Wenn er aufgetreten wäre, hätte es garantiert ein ordentliches Löwengebrüll von allen Seiten gegeben, aber Graeter war nicht da, andere Kritiker waren auch nicht da, und so lief die Versammlung so harmonisch ab wie das einleitende Konzert. Medizinisch vorteilhaft: Beim Säuseln werden bekanntlich weniger Aerosole freigesetzt als beim Brüllen.

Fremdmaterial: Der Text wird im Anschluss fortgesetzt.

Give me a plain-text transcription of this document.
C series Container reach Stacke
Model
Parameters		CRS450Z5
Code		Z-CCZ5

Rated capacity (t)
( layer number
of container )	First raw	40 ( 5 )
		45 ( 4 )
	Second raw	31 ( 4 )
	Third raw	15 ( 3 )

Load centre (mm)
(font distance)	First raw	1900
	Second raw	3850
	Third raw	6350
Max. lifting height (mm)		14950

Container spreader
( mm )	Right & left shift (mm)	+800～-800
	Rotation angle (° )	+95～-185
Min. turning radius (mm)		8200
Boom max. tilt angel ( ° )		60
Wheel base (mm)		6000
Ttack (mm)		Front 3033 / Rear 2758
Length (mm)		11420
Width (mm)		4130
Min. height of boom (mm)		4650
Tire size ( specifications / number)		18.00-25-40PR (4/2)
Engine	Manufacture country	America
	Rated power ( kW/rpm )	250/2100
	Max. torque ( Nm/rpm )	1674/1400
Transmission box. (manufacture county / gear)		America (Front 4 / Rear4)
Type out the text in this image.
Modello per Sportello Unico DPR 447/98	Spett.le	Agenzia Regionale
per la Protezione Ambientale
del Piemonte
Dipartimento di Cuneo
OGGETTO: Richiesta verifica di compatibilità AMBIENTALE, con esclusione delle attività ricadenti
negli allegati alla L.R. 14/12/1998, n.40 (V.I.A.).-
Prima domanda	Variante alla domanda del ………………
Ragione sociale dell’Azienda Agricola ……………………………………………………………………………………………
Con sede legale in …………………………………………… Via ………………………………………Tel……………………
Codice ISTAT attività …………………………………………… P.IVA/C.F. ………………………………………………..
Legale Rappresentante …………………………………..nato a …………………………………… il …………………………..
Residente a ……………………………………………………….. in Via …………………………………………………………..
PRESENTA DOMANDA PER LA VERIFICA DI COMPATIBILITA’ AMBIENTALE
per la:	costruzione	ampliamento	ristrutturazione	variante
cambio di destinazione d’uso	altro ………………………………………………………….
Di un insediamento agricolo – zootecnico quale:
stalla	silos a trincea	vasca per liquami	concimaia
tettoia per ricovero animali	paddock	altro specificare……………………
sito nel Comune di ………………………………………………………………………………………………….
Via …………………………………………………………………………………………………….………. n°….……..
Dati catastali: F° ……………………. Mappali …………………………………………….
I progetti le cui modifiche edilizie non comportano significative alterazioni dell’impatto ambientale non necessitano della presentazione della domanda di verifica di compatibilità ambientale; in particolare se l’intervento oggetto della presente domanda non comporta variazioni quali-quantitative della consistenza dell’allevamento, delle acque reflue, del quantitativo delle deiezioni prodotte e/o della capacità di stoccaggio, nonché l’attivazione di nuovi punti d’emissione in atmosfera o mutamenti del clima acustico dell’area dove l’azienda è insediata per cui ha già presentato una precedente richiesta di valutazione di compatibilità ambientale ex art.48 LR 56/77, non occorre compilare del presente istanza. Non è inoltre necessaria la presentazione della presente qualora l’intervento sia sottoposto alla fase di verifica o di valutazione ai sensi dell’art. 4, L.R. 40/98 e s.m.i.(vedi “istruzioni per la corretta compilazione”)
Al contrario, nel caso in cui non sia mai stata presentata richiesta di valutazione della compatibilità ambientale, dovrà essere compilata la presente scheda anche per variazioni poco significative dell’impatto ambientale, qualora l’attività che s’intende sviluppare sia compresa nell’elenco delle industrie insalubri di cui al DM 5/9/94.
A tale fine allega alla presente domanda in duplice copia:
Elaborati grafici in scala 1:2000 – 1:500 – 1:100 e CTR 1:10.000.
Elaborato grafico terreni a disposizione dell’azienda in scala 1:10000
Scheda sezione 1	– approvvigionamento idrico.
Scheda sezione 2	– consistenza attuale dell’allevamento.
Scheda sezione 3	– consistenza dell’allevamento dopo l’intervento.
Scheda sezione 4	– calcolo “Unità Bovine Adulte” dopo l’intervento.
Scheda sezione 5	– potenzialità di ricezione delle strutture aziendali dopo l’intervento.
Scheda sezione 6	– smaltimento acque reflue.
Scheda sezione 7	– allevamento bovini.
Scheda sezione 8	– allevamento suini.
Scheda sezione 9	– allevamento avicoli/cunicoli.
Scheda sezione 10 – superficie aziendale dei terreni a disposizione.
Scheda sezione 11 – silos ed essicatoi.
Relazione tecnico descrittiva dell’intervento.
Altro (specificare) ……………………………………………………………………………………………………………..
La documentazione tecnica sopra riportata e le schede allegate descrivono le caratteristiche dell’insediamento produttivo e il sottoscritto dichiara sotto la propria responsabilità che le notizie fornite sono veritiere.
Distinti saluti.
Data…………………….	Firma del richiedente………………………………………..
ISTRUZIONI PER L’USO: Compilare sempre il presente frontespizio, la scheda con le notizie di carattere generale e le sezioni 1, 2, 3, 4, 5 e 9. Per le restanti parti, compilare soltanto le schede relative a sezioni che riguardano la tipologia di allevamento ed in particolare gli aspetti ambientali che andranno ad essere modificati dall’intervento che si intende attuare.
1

Man ahnte ja, dass die Pandemie das gesellschaftliche Leben nachhaltig verändern würde. Aber der Hamburger Fischmarkt "ohne Eventanteile" (Vorgabe des Bezirks Altona), sprich: ohne Marktschreier? Eine ruhige (Online-)Mitgliederversammlung beim 1. FC Nürnberg? Und nun auch noch eine ruhige Live-Versammlung bei den Löwen? Mit derart drastischen Auswirkungen auf unseren Alltag hatte niemand gerechnet. Weniger überraschend ist, dass ein japanischer Freizeitpark das Kreischen auf Achterbahnen verboten hat. Das wäre doch auch eine sinnvolle Idee fürs Oktoberfest, wenn es mal wieder stattfindet. Und: Pssst! Bitte Ruhe an den Biertischen! Hauptsache, die Musi spuit.